In order to ensure the authenticity and integrity of the data, we have developed a complete data acquisition scheme to obtain a higher quality data set for the classification experiment. Since histopathological images have more obvious and different characteristic information than other conventional natural images, the characteristics of histopathological images must be fully considered when establishing a deep learning model for histopathological image classification. Therefore, this paper adds the visual attention mechanism to the deep learning model. The attention mechanism increases the interpretation of the model by visualizing the attention, which can extract the feature information of medical images more effectively. On this basis, for the first time, we applied the SENet deep learning model to the intelligent classification study of all types of differentiated liver cancer histopathological images, and compared it with the four deep learning models of VGG16, ResNet50, ResNet50_CBAM, and SKNet.

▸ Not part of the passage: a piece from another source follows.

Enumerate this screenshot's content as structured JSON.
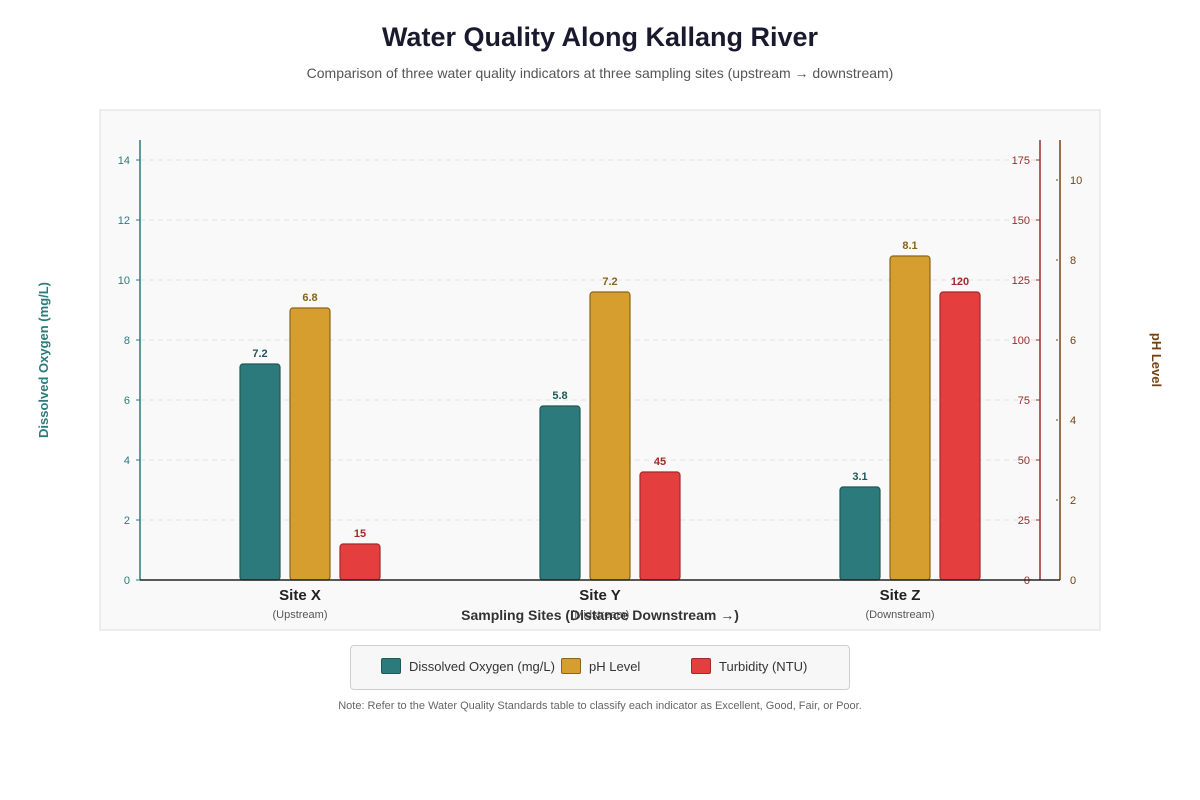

Finally, SENet was obtained the classification accuracy rate is 95.27%. The experiment has proved that the SENet deep learning model has a good application prospect in the intelligent classification of histopathological images. The effective classification of different levels of differentiation is convenient for doctors to formulate treatment plans more effectively, so that patients can get treatment in time. At the same time, it can effectively reduce the workload of medical workers and reduce the reading time of histopathological images of liver cancer. This also provides a certain reference value for deep learning in the research of intelligent classification of medical images.

Materials and methods

Obtaining slice samples

The Institutional Review Committee of the Cancer Hospital Affiliated to Xinjiang Medical University approved this study with the ethical approval number K-2021050. Male and female patients who were treated in the Cancer Hospital of Xinjiang Medical University from August 2020 to August 2021 participated in this study with informed consent. Fresh liver cancer tissue samples were collected by professional surgeons. All patients did not receive hormone therapy, radiotherapy or chemotherapy before surgery. In the end, without collecting the personal information of these patients, we obtained 74 liver cancer tissue samples from these patients (including: 24 poorly differentiated pathological slice samples, 28 moderately differentiated pathological slice samples, and 22 highly differentiated pathological slice samples). The following is the specific process of slice sample preparation:

The first step is fixation. Fresh liver cancer specimens are quickly fixed with 10% neutral buffered formalin at room temperature for 18–24 h. The second step is dehydration, by immersing the formalin-fixed sample in a series of alcohol solutions that increase with the alcohol concentration to remove water from it. After removing the dehydrated sample with an organic solvent, the third step of sample preparation is to bury it in molten paraffin. After cooling, each paraffin-embedded block (1.5 × 1.5 × 0.3 cm3) was sliced into 4 µm consecutive slices, and each slice was placed on an albumin glass slide. The fourth step dyeing starts after the paraffin is dissolved. The histological section of liver cancer tissue is stained with H&E, which is the most commonly used staining method in medical diagnosis. Finally, 3 skilled pathologists with more than 10 years of pathology experience examined histological sections under a light microscope and selected representative H&E sections. The diagnosis results were consistent. Table 1 shows the basic information of all patients.

Table 1.

Basic patient information

Differentiation Age Gender Staging Alcoholism Smoking
M W I II III IV Y N Y N
Poorly differentiated 35–50 7 3 4 1 3 2 2 8 5 5
51–66 6 1 4 1 1 1 2 5 3 4
67–82 4 3 2 4 1 0 0 7 0 7
Moderate differentiation 35–50 8 0 2 3 3 0 2 6 3 5
51–66 12 2 8 4 2 0 6 8 8 6
67–82 5 1 1 0 5 0 2 4 3 3
Well differentiated 35–50 2 0 1 0 0 1 2 0 2 0
51–66 12 1 11 2 0 0 1 12 5 8
67–82 4 1 1 1 3 0 0 5 2 3

Data set preparation

In this paper, 444 liver cancer histopathological images (There are 144 poorly differentiated histopathological images, 168 moderately differentiated histopathological images, and 132 highly differentiated histopathological images.) were obtained to form the research data set, and every image acquisition was done in the digital pathology scanner (Model: PRECICE 500B, Shanghai, China) with size of 1665 × 1393 pixels. The specific flow chart as is shown in Fig. 1.

Fig. 1.

Fig. 1

Flowchart of data acquisition

The data set preparation process is as follows:

  1. Putting 5 liver cancer pathological slices with the same degree of differentiation into the card slot of the digital pathology scanner simultaneously to complete the high-definition scanning of the pathological slices.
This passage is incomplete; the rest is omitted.